Halbuki İslâm ülkeleri, kendi aralarındaki sorunlarını sulh ve uzlaşma yoluyla çözüp karşılıklı kazan-kazan modeline göre iktisat alanında işbirliği yapıp elde edilen refah artışını zekât yoluyla sosyal dayanışmaya yönlendirebilseler İslâm diyarında yoksulluk yerine sosyal refah temin edilmiş olunur. Çünkü zekât, toplumsal yozlaşmaların ve dengesizliklerin en önemli unsuru olan sosyo-ekonomik eşitsizlikleri azaltmada en etkili araçtır.

Ümmet bilinci ve karşılıklı işbirliği anlayışı doğrultusunda zekât sistemi, İslâm ülkeleri arasında küresel çapta uygulanması halinde hem küresel barış temin edilecek, hem de gelir dağılımı adaletsizlikleri giderilmiş olunacaktır.

Zekât ruhu ile sosyo-ekonomik politikaların uygulanması halinde lüks tüketimi ve israf önlenecek, artan tasarruflarla yatırımlar artacak ve istihdam oranının yükselmesi ile işsizlik azalacaktır. İktisadî büyüme ile birlikte zekât potansiyeli artacak ve özellikle işgücü niteliği taşımayan muhtaçlar, çocuklu dullar, yaşlılar ve engelliler, sosyal güvence şemsiyesi altında refahtan payını alabilecektir.

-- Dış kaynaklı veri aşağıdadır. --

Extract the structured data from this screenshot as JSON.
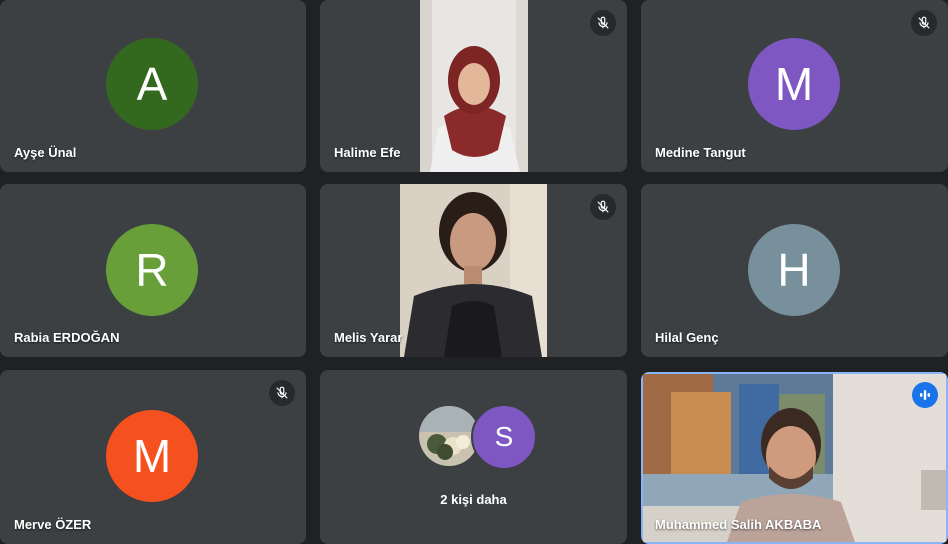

Suudi Arabistan, Ürdün, Endonezya, Malezya ve Kuveyt gibi ülkelerde zekât uygulamaları ile ilgili kanunî düzenlemeler mevcuttur. Bu bağlamda bu ülkelerde zekât kanunu kapsamında kimlerden zekât alınacağına ve hangi sosyal kesimlere zekât dağıtılacağına karar veren kurumsal yapılar oluşturulmuştur. İslâm âlimleri, sosyal politikacılar ve iktisatçılardan oluşan bu kurumlar, zekâtın devlet eliyle toplanması ve dağıtımını organize etmektedir.

Bu ülkelerde zekât ödeme mükellefiyeti gönüllü olmaktan çıkmış ve muhtaçların lehine olmak şartıyla sosyal amaçlı bir vergi sistemi olarak değerlendirilmektedir. Nüfusun sadece % 52’si Müslümanlardan oluşan Malezya’da vergi reformu kapsamında 1991 yılında uygulamaya konulan zekât kanunu sayesinde yoksulluların oranı % 50’lerden % 10’lara düşürülebilmiştir.

Yeni Hukuk Reformu Zekât Uygulamalarını Kanunî Yönden Merkezîleştirmelidir

Türkiye’de laik anayasa doğrultusunda hem devletçilik, hem de liberal/kapitalist anlayışı doğrultusunda kamusal sosyal politikalar uygulanmaktadır. Ancak Türkiye’de buna rağmen halen sosyal adalet tesis edilememiştir. Yoksulluğu gidermeye yönelik olarak zekât toplama ile ilgili herhangi bir resmî/kanunî düzenleme yoktur. Halbuki Türkiye’de yaşayan insanların ortalama olarak % 99’u Müslümandır.

Madem Türkiye’de iktidarda dine saygılı muhafazakâr demokrat bir hükümetimiz var ve kararlar yeni başkanlık sisteminde daha hızlı alınabilmekte o halde neden ekonominin canlanması ile birlikte sosyal adaleti de tesis edebilecek bir konumda olan zekât sistemi, düşünülen hukuk reformu kapsamına alınmasın? Neden zekât uygulamaları kapsamlı ve sistemli bir şekilde devlet eliyle bütün yurt çapında dengeli bir şekilde uygulanmasın?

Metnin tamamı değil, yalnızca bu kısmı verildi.